Security and Responsible Disclosure Policy

How Quagix handles vulnerability reporting and responsible security disclosure.

Effective Date: 16 May 2026

Last Updated: 16 May 2026

6.1 Reporting a Vulnerability

If you discover a potential security vulnerability in Quagix websites, products, applications, APIs, dashboards, or related services, report it to quagixinnovations@gmail.com.

Include affected URL/product/endpoint, reproducible steps, impact, safe evidence, and your contact details if you want a response.

6.2 Responsible Testing Rules

  • Act in good faith and comply with applicable law.
  • Avoid privacy violations, service disruption, destructive testing, and unauthorized data access.
  • Do not access, modify, delete, or exfiltrate data.
  • Avoid social engineering, spam, phishing, or physical attacks.
  • Stop testing and report promptly if you discover sensitive data or system access.

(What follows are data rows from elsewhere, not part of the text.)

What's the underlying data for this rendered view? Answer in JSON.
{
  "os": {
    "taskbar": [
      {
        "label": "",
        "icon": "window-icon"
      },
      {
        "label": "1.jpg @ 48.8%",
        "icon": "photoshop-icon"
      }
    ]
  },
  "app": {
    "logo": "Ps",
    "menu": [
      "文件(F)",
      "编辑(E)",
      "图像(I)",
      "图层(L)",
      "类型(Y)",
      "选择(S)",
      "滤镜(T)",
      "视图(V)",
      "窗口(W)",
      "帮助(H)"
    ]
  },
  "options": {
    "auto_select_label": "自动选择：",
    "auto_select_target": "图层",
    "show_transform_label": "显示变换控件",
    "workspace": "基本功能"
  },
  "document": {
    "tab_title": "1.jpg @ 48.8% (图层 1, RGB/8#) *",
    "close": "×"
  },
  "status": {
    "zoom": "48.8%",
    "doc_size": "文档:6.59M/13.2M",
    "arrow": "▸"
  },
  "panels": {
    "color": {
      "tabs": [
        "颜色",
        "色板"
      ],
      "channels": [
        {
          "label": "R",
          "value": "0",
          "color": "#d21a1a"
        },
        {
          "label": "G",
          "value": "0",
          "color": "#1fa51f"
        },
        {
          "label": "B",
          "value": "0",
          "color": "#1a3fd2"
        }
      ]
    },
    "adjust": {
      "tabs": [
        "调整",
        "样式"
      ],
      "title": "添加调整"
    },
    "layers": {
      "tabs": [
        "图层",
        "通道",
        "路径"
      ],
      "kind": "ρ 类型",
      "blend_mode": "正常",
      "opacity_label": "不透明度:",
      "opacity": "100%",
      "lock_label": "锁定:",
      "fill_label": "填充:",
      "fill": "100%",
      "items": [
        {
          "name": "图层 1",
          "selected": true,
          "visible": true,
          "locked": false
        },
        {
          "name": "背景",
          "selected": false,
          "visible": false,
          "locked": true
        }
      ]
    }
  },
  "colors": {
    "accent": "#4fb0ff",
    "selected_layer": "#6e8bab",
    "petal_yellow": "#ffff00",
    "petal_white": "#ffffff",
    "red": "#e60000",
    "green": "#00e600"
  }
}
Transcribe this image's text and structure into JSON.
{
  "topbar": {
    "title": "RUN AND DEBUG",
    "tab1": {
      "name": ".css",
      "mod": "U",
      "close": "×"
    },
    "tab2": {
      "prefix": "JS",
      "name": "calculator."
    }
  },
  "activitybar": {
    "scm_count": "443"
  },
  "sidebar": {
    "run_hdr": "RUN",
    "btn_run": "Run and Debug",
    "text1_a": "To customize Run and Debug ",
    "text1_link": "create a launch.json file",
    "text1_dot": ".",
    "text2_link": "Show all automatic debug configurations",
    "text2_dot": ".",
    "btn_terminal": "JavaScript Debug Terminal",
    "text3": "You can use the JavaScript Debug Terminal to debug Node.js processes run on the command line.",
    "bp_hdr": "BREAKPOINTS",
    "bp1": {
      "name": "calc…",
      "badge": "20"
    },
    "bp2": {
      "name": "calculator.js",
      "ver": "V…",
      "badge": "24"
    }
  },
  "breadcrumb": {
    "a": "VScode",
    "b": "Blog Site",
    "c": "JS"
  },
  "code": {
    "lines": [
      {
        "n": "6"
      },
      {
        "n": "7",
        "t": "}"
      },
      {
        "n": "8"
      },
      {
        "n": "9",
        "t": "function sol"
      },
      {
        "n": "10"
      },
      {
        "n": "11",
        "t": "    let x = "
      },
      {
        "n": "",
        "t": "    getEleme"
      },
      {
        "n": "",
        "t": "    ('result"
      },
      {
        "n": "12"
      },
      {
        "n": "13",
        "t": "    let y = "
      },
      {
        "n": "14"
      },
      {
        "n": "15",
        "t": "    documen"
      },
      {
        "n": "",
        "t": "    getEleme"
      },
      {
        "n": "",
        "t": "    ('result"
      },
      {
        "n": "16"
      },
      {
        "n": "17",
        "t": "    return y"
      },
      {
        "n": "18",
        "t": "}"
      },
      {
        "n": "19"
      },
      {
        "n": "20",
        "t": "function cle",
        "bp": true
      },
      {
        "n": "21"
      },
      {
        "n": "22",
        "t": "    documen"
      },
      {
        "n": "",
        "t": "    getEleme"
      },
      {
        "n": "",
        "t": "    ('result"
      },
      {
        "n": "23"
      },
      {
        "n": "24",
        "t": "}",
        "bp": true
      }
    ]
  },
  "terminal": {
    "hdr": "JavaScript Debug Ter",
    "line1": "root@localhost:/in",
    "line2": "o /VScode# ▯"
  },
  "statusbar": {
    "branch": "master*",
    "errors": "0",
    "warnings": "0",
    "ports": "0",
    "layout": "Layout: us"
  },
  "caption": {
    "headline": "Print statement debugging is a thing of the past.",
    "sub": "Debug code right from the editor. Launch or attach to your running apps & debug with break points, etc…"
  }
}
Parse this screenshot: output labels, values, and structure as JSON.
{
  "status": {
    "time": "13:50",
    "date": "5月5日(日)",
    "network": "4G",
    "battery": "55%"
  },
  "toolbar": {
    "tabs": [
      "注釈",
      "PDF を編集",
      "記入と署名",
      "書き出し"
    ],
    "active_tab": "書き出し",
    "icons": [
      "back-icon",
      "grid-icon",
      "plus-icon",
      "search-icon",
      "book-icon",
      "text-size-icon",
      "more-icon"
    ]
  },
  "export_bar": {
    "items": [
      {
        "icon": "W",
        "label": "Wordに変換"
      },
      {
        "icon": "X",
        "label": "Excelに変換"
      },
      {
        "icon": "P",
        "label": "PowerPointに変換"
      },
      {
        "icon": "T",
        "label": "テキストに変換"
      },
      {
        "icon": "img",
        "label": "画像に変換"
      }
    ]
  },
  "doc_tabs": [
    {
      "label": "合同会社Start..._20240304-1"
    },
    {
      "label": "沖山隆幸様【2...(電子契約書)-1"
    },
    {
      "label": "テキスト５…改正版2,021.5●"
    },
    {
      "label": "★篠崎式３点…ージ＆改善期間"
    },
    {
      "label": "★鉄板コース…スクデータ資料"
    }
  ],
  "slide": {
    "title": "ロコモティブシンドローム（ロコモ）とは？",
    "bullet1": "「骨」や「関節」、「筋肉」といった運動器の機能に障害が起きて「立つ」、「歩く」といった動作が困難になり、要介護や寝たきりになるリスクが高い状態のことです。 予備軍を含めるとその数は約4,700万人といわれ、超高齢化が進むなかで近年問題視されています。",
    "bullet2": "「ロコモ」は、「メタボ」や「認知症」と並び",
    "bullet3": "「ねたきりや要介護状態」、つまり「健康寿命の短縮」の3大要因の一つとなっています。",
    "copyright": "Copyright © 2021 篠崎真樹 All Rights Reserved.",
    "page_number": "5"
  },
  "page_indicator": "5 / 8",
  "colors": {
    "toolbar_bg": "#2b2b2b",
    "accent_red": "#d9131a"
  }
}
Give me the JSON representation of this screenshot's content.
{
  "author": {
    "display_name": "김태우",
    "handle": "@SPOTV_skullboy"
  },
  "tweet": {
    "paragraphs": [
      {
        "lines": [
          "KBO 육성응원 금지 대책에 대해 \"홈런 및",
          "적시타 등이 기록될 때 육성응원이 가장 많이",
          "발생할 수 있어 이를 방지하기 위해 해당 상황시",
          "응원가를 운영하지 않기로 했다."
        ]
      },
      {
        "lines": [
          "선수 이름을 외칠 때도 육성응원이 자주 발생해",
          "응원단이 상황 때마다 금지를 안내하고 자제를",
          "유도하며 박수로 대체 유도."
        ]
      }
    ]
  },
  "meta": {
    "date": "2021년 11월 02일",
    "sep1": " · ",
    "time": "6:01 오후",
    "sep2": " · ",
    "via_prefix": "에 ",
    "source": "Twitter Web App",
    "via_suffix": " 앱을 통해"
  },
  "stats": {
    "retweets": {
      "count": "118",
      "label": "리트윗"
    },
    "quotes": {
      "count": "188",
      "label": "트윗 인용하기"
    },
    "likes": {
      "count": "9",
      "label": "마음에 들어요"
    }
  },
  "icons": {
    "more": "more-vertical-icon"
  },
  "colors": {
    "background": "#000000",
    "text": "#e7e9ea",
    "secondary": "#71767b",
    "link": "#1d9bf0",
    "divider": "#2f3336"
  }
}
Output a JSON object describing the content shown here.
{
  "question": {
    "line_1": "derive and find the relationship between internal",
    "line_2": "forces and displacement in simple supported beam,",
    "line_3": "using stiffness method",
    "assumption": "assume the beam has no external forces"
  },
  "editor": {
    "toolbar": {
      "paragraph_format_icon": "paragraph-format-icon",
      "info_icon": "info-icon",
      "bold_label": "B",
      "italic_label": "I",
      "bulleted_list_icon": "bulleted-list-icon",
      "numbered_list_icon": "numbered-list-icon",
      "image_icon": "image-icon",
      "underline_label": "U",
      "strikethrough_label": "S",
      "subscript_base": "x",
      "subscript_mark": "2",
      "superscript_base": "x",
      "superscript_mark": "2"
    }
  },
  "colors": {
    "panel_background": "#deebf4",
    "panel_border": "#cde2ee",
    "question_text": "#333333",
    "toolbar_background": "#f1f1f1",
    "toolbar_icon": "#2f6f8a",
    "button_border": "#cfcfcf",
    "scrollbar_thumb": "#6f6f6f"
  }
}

6.3 Prohibited Security Research Activities

  • Denial-of-service or load attacks.
  • Accessing customer data or private accounts.
  • Data modification or deletion.
  • Malware installation or persistent access.
  • Public disclosure before Quagix has reasonable time to investigate and address issues.
  • Testing third-party systems through Quagix products without authorization.

6.4 Our Response

Quagix may review, validate, prioritize, and communicate on reports where appropriate.

Response timelines may vary based on severity, evidence quality, and operational capacity.

Submitting a report does not create employment, contractor, bounty, reward, or compensation rights unless expressly agreed in writing.

6.5 Safe Harbor Statement

Where research is done in good faith, without harm, and in compliance with this policy, Quagix does not intend to pursue legal action solely for responsible reporting.

This does not authorize unlawful activity, attacks, data theft, extortion, privacy violations, or service disruption.

6.6 Security Measures

Quagix may use safeguards including authentication, access controls, logging, monitoring, encryption where appropriate, redaction, environment separation, and abuse prevention.

No system is completely secure; users remain responsible for credentials, environments, secrets, and submitted data.